作:山野美樹

第十八話 「張り込みは森の中で」

 捜査四日目、秋山警部補と五反田刑事は、早朝四時から烏帽子岳の森の中で張り込みを開始する。朝七時前、二人は牛乳とアンパンを片手に、軽い朝食を取った。
「私、こういうの夢だったんですよね」
「え、こういうのって何?」
「張り込み中に牛乳とアンパンを食べる事です」
「君の頭の中は、食べる事ばっかりだよね」
「はい。食べる事は私に任せて下さい」
「まったく・・・」
呆れる秋山を無視して牛乳を飲み干そうとした五反田の手が止まった。森の静けさの中から、ガサガサと草を掻き分ける音が聞こえてくる。朝日の木洩れ日を浴びながら、一人の綺麗な女性が姿を現した。女性は右手に何か封筒の様な物を持っている。よく見るとお札か何かの様だ。
女性はタクシーが見つかったがけ崩れの前で立ち止まると、崩れた斜面をじっと見つめていた。秋山の合図に気が付いた五反田が慌てて牛乳瓶をそっと地面に置く。その瞬間、女性が右手に持っていたお札をビリビリに引き裂いた。
「何をやってるんですか?」
秋山は慌てて女性に駆け寄る。
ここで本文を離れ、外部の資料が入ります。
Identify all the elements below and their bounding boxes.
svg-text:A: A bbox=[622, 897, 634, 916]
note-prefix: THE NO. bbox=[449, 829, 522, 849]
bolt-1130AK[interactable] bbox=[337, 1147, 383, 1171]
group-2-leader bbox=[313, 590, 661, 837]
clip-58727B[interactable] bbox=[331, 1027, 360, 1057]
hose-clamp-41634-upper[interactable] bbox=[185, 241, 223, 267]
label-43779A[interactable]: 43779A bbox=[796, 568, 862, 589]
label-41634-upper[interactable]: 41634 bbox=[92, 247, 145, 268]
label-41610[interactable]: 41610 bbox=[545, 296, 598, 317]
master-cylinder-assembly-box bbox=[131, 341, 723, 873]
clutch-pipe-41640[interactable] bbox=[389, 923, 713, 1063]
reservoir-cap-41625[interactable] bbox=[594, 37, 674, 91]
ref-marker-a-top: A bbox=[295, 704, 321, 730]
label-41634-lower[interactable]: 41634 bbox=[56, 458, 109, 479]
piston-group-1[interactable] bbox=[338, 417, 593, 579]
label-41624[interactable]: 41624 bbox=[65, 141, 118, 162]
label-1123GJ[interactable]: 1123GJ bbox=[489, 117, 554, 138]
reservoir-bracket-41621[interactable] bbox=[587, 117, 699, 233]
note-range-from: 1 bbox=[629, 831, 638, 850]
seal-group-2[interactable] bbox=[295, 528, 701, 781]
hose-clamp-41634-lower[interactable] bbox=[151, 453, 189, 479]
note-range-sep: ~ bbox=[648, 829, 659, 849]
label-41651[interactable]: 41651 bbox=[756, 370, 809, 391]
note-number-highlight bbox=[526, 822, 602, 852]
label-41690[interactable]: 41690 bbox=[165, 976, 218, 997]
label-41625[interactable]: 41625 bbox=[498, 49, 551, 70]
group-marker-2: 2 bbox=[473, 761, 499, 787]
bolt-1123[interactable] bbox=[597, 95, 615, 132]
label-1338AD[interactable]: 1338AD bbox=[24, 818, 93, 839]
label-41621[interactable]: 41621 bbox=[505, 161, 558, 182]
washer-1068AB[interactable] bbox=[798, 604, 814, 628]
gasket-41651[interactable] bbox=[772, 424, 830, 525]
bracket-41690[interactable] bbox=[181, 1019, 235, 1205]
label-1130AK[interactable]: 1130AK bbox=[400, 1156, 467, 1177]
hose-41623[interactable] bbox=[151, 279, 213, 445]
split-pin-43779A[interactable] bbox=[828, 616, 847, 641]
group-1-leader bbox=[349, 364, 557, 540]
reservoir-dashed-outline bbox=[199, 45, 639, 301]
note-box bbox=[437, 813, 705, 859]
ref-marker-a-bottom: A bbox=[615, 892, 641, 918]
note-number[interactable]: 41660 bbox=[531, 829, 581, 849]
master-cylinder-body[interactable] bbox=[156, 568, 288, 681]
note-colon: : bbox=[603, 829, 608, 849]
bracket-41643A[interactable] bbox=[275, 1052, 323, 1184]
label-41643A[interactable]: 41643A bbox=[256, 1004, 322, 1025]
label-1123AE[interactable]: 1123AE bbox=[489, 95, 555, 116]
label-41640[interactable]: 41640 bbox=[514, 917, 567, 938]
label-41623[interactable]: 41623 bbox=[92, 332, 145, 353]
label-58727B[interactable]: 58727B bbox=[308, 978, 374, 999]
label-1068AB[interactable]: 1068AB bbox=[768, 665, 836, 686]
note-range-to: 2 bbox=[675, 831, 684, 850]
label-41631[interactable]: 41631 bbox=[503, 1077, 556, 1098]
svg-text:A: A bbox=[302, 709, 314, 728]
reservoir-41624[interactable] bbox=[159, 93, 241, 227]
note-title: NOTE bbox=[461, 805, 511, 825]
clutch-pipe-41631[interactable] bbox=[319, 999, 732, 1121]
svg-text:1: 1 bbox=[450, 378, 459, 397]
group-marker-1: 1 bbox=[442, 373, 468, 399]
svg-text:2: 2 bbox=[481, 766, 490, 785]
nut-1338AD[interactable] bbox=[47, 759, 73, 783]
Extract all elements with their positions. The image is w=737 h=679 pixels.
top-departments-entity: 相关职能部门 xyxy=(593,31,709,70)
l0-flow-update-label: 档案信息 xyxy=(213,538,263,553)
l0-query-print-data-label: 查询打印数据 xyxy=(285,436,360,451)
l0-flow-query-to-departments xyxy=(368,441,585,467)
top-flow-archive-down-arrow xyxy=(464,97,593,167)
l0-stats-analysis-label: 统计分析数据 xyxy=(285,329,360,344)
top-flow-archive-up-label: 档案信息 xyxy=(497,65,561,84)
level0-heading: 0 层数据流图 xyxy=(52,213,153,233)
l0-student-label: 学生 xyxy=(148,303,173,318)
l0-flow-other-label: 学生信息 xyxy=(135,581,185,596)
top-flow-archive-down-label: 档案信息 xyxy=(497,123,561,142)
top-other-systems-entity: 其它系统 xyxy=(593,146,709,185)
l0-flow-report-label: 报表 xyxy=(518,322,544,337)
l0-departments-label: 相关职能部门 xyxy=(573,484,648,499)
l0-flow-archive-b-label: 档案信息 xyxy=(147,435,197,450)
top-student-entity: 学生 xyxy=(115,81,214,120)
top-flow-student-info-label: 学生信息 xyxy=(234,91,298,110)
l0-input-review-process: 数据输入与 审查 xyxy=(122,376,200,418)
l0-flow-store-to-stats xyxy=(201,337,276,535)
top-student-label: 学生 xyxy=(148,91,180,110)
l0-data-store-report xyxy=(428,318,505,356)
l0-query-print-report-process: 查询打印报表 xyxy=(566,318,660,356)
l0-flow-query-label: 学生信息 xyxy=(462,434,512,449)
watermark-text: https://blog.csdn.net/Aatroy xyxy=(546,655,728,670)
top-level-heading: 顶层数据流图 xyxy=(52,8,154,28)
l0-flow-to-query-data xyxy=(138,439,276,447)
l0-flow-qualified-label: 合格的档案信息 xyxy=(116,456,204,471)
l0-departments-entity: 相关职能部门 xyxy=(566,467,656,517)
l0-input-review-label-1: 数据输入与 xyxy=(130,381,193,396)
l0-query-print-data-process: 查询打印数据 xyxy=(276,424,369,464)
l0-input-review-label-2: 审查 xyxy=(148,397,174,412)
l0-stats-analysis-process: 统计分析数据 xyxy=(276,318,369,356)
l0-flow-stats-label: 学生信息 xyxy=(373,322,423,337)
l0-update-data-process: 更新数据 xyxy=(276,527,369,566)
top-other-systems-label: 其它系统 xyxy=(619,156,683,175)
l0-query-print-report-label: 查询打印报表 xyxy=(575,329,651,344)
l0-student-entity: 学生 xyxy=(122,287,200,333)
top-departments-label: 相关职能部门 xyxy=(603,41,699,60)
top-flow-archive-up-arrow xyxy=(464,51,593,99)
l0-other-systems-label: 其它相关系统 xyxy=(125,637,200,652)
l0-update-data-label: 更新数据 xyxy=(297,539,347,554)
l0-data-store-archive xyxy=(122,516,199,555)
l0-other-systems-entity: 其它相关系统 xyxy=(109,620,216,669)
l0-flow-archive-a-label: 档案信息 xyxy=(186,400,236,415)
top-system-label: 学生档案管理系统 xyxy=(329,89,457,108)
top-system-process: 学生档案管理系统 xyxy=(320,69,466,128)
突然、後ろから声をかけられた女性は、一瞬ビクっと肩を震わせるとゆっくりと後ろを振り向いた。
「あら、刑事さん。こんな所でお会いするなんて思ってもいませんでしたわ」
柚原慶子はニッコリと微笑んだ。

早朝の森の中、秋山警部補は柚原慶子と対峙している。五反田刑事は秋山の斜め後ろに陣取っていた。
「刑事さん、何処までご存じなんですか?」
慶子は余裕の笑みで秋山に話しかけた。
「大島署長が貴女に情報を流していた様ですね。彼が全てを話してくれましたよ」
「そういう事でしたか。でも、もう手遅れです」
「何が手遅れなんです?」
秋山の目つきが鋭くなる。
「もっと詳しくお話をお聞きしたいですね」
後ろから五反田刑事も口をはさんだ。
「新人の刑事さん、それは無理な相談です。もう時間がありませんから」
「貴女は、一体何を企んでいるのですか?」
秋山は強い口調で問いただしたが、慶子は答えない。秋山の脳裏に嫌な予感がよぎる。その直後、烏帽子岳山中に、火山が爆発した様な大きな爆音が響き渡った。